Bridging veteran says no to APR

Bridging veteran says no to APR


Recent debates concerning transparent charging structures for bridging loans have flagged the Annual Percentage Rate (APR) charged by lenders as a suitable way of comparing the cost of loans.

This suggestion has ruffled the feathers of many a bridging professional who believes that APR is a misplaced concept within the short term market; many are of the opinion that a niche sector, such as bridging, would not benefit from applying methods adopted by the mainstream market.

Offering a colourful insight into the APR debate, bridging finance expert, Sidney Cohen, speaks to B&C…

Oh Crikey!

We’re not heading down this dead end road again, are we?

Let me ask you a simple question - what can be ‘fair’ in being forced to quote a rate for a bridging loan that no borrower, nor 75 per cent of the finance industry, understands?

If you don’t believe me, then carry out this simple test; go to your local high street and ask 100 people the very simple question - Do you know and can you explain the meaning of APR and how it affects your loan?

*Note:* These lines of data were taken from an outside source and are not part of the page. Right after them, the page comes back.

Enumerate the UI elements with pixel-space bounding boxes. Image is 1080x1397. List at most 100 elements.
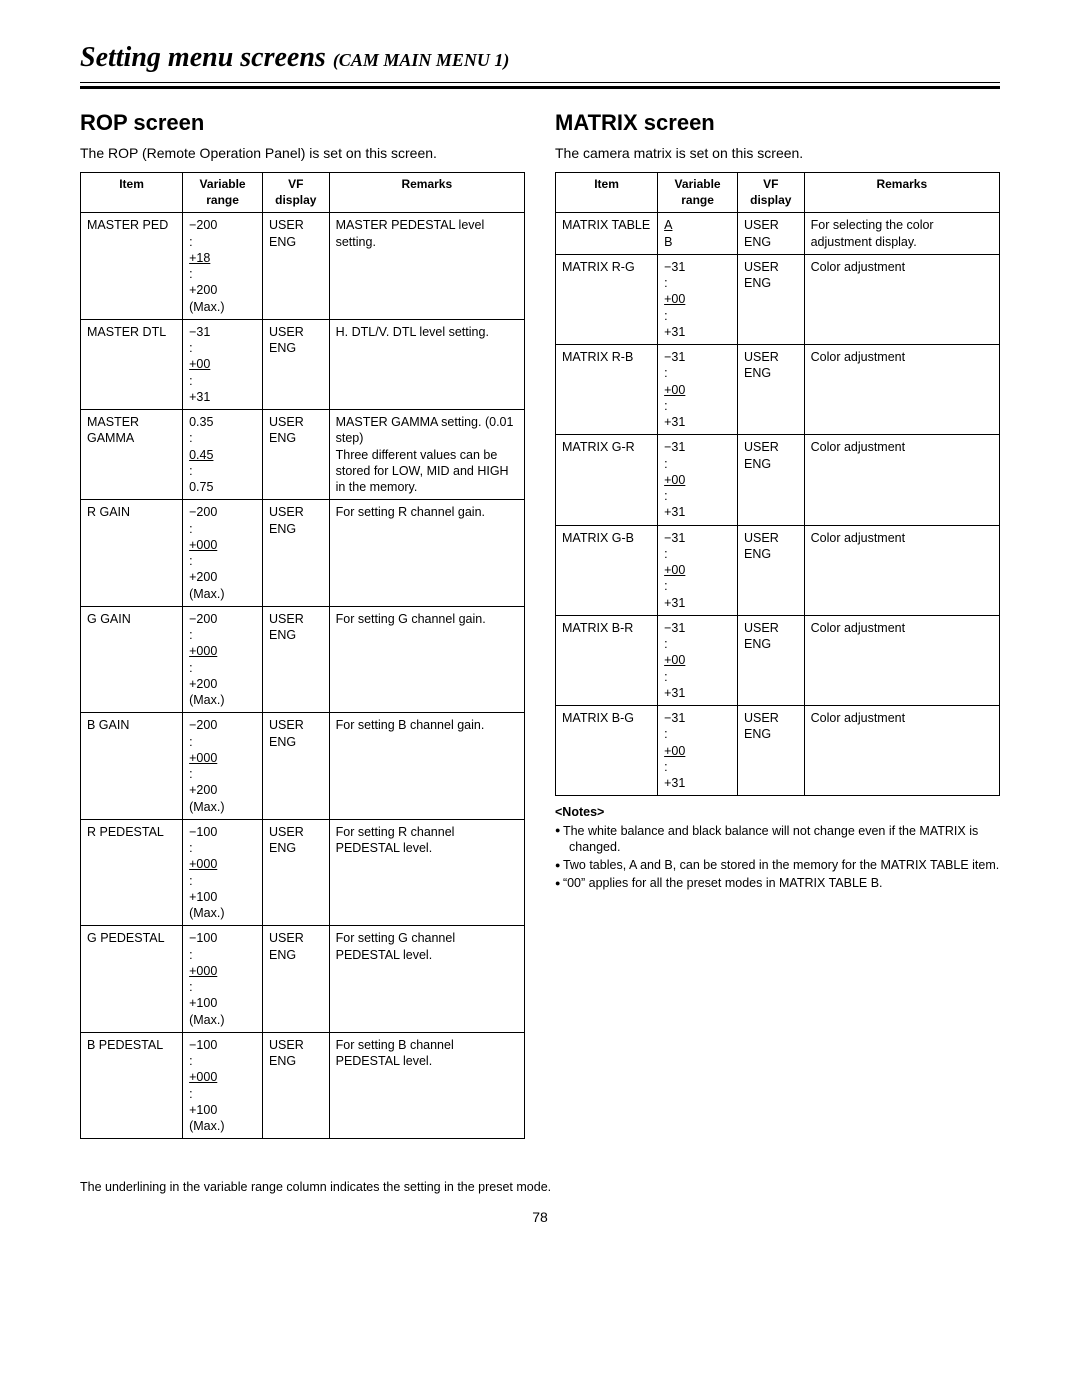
cell-remarks: For setting B channel gain. [329,713,524,820]
cell-remarks: For setting R channel PEDESTAL level. [329,819,524,926]
cell-item: MATRIX TABLE [556,213,658,255]
cell-item: MASTER PED [81,213,183,320]
cell-vf: USERENG [738,706,805,796]
rop-table: Item Variable range VF display Remarks M… [80,172,525,1139]
left-column: ROP screen The ROP (Remote Operation Pan… [80,109,525,1139]
table-row: G GAIN−200:+000:+200(Max.)USERENGFor set… [81,606,525,713]
right-column: MATRIX screen The camera matrix is set o… [555,109,1000,893]
page-title: Setting menu screens (CAM MAIN MENU 1) [80,40,1000,76]
cell-range: −200:+000:+200(Max.) [183,606,263,713]
cell-range: 0.35:0.45:0.75 [183,410,263,500]
table-row: MATRIX TABLEABUSERENGFor selecting the c… [556,213,1000,255]
notes-heading: <Notes> [555,804,1000,820]
cell-vf: USERENG [738,615,805,705]
cell-range: −200:+18:+200(Max.) [183,213,263,320]
table-row: MATRIX B-R−31:+00:+31USERENGColor adjust… [556,615,1000,705]
cell-remarks: Color adjustment [804,525,999,615]
cell-remarks: For selecting the color adjustment displ… [804,213,999,255]
cell-vf: USERENG [263,926,330,1033]
cell-remarks: H. DTL/V. DTL level setting. [329,319,524,409]
cell-range: −100:+000:+100(Max.) [183,926,263,1033]
cell-remarks: MASTER PEDESTAL level setting. [329,213,524,320]
cell-vf: USERENG [738,213,805,255]
col-vf: VF display [738,173,805,213]
rop-heading: ROP screen [80,109,525,138]
cell-range: −100:+000:+100(Max.) [183,819,263,926]
cell-item: MATRIX G-R [556,435,658,525]
col-item: Item [556,173,658,213]
cell-item: MASTER DTL [81,319,183,409]
cell-range: AB [658,213,738,255]
cell-vf: USERENG [263,213,330,320]
cell-item: MATRIX B-G [556,706,658,796]
cell-range: −200:+000:+200(Max.) [183,500,263,607]
cell-remarks: Color adjustment [804,435,999,525]
cell-item: MATRIX B-R [556,615,658,705]
cell-item: B PEDESTAL [81,1032,183,1139]
cell-remarks: MASTER GAMMA setting. (0.01 step)Three d… [329,410,524,500]
cell-item: B GAIN [81,713,183,820]
cell-remarks: For setting G channel PEDESTAL level. [329,926,524,1033]
table-row: MATRIX B-G−31:+00:+31USERENGColor adjust… [556,706,1000,796]
table-row: MASTER DTL−31:+00:+31USERENGH. DTL/V. DT… [81,319,525,409]
cell-range: −31:+00:+31 [658,254,738,344]
table-row: B GAIN−200:+000:+200(Max.)USERENGFor set… [81,713,525,820]
cell-remarks: For setting R channel gain. [329,500,524,607]
cell-item: G PEDESTAL [81,926,183,1033]
cell-range: −31:+00:+31 [658,525,738,615]
matrix-heading: MATRIX screen [555,109,1000,138]
table-row: B PEDESTAL−100:+000:+100(Max.)USERENGFor… [81,1032,525,1139]
cell-vf: USERENG [263,500,330,607]
cell-remarks: Color adjustment [804,706,999,796]
cell-range: −31:+00:+31 [658,615,738,705]
cell-item: G GAIN [81,606,183,713]
notes-list: The white balance and black balance will… [555,823,1000,892]
cell-item: MATRIX R-B [556,345,658,435]
cell-remarks: Color adjustment [804,345,999,435]
table-row: MASTER GAMMA0.35:0.45:0.75USERENGMASTER … [81,410,525,500]
cell-range: −31:+00:+31 [658,435,738,525]
note-item: “00” applies for all the preset modes in… [555,875,1000,891]
table-row: G PEDESTAL−100:+000:+100(Max.)USERENGFor… [81,926,525,1033]
cell-vf: USERENG [738,525,805,615]
cell-vf: USERENG [738,254,805,344]
cell-range: −200:+000:+200(Max.) [183,713,263,820]
cell-vf: USERENG [263,819,330,926]
cell-range: −100:+000:+100(Max.) [183,1032,263,1139]
page-number: 78 [80,1208,1000,1226]
table-row: MATRIX R-G−31:+00:+31USERENGColor adjust… [556,254,1000,344]
col-item: Item [81,173,183,213]
col-range: Variable range [658,173,738,213]
matrix-table: Item Variable range VF display Remarks M… [555,172,1000,796]
table-row: MATRIX G-B−31:+00:+31USERENGColor adjust… [556,525,1000,615]
note-item: Two tables, A and B, can be stored in th… [555,857,1000,873]
cell-item: MASTER GAMMA [81,410,183,500]
page-title-sub: (CAM MAIN MENU 1) [333,50,510,70]
col-range: Variable range [183,173,263,213]
cell-remarks: For setting B channel PEDESTAL level. [329,1032,524,1139]
cell-vf: USERENG [263,713,330,820]
rop-intro: The ROP (Remote Operation Panel) is set … [80,144,525,162]
table-row: MATRIX G-R−31:+00:+31USERENGColor adjust… [556,435,1000,525]
col-remarks: Remarks [329,173,524,213]
cell-vf: USERENG [263,1032,330,1139]
title-rule [80,82,1000,89]
cell-item: MATRIX R-G [556,254,658,344]
cell-item: R GAIN [81,500,183,607]
page-title-main: Setting menu screens [80,42,326,73]
cell-remarks: For setting G channel gain. [329,606,524,713]
footnote: The underlining in the variable range co… [80,1179,1000,1195]
cell-remarks: Color adjustment [804,254,999,344]
cell-vf: USERENG [263,410,330,500]
cell-vf: USERENG [738,435,805,525]
cell-item: R PEDESTAL [81,819,183,926]
cell-vf: USERENG [263,606,330,713]
cell-remarks: Color adjustment [804,615,999,705]
cell-vf: USERENG [738,345,805,435]
cell-range: −31:+00:+31 [658,345,738,435]
table-row: MATRIX R-B−31:+00:+31USERENGColor adjust… [556,345,1000,435]
cell-range: −31:+00:+31 [658,706,738,796]
col-remarks: Remarks [804,173,999,213]
cell-item: MATRIX G-B [556,525,658,615]
col-vf: VF display [263,173,330,213]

If you find one in a 100 then you have performed a magic feat! That in itself should be sufficient to prove that quoting an APR is pointless. In fact, APR is worse than pointless, it is confusing, misleading and impossible for the average borrower (and I could add financial adviser) to understand.

I have been dealing with APRs since they were first introduced along with the Consumer Credit Act (CCA) in 1974. If you want me to be frank, I can tell you the one plus point about the APR is that because it is so misunderstood it is easy for the borrower to be unable to follow the true cost of the facility being offered.

[Sidney offers the below example…]

A borrower was once quoted an APR for a ten year term loan, and upon drawing his breath, he said, "Oh, that’s dearer that I expected!” 

It is often the case that a borrower fails to understand that they are able to obtain a lower APR by taking their loan out over 15 or 20 years – the real rate has not changed at all, but the longer the term, the lower the APR.

So, I would suggest that we do not get carried away with the idea of switching to a method of quoting the rate.

APR is little more than mumbo-jumbo to the vast majority of the population, but if things must change let’s be certain that we make it clearer and not more complex.

All in all, I do not think that APR is a fair way to quote for bridging. The most important aspect of pricing any loan is to set it out in a simple format and avoid gobbledegook.